Proses pembentukan undang-undang tidak terlepas dari peran serta seluruh pihak. Bahkan, para ahli hukum saja belum cukup untuk membentuk sebuah undang-undang. Perlu dilibatkan para ahli dari berbagai bidang ilmu lain untuk menyumbangkan pikirannya dalam melahirkan sebuah UU, agar UU tersebut adil, bermanfaat, dan berkepastian hukum.
Demikian setidaknya salah satu pokok pikiran dari paparan Wakil Ketua Mahkamah Konstitusi Achmad Sodiki, saat menyampaikan pemikirannya dalam acara Peer Review Usul DPD Atas Prolegnas Prioritas Tahun 2013 yang diselenggarakan oleh Panitia Perancang Undang-Undang (PPUU), Kamis (13/9) di Hotel Four Seasons, Jakarta. PPUU adalah salah satu alat kelengkapan yang dimiliki Dewan Pertimbangan Daerah (DPD) RI.
“Tidak cukup sarjana hukum berpikir sendirian,” ungkapnya. “Perlu melibatkan sarjana-sarjana dari disiplin ilmu lain.” Sehingga, kata Sodiki, para pembentuk undang-undang tidak berpikir miopik (baca: sempit).
Menurutnya, pembentuk UU semestinya bisa memikirkan dan memprediksi kebutuhan hukum masyarakat beberapa tahun ke depan. Sehingga, masalah-masalah hukum yang mungkin muncul, dapat diantisipasi oleh undang-undang yang akan dibuat.
Jika hukum yang dibuat tidak sesuai dengan kebutuhan masyarakat, maka bukan tidak mungkin, ujar Sodiki, akan memunculkan mental apatis, kurang bertanggungjawab, dan masa bodoh di kalangan masyarakat.

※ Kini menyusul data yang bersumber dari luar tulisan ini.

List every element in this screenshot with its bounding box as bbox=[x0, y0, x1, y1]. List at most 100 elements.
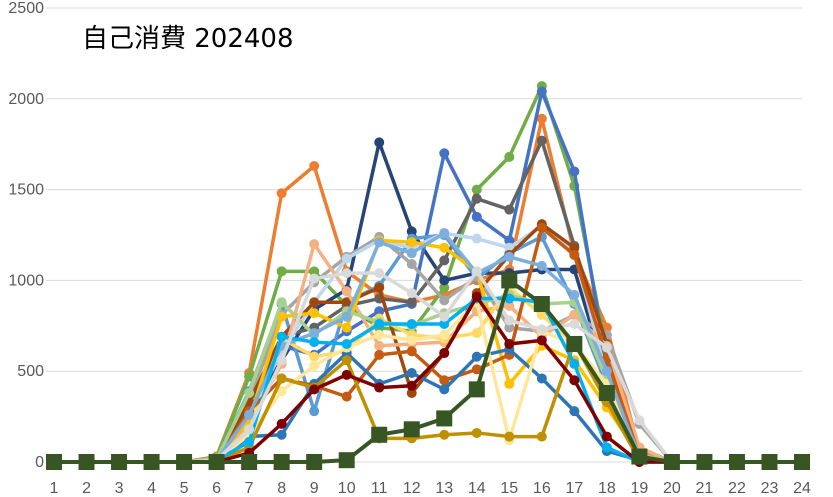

Seharusnya, ujar dia, proses pembentukan UU dibarengi dengan proses politik yang anggun. “Harus ada kesejajaran politik yang dibangun dengan proses legislasi yang jelas,” tegasnya. ”Intinya, politik apapun harus mengabdi pada masyarakat.”
Selain itu, Sodiki juga menegaskan, dalam membentuk UU, harus berorientasi pada nasib generasi yang akan datang, bukan hanya memikirkan keuntungan sesaat dan saat ini saja. Karena, apa yang diputuskan sekarang, tentu akan berdampak kepada generasi selanjutnya. “Justice for the next generation,” pesannya.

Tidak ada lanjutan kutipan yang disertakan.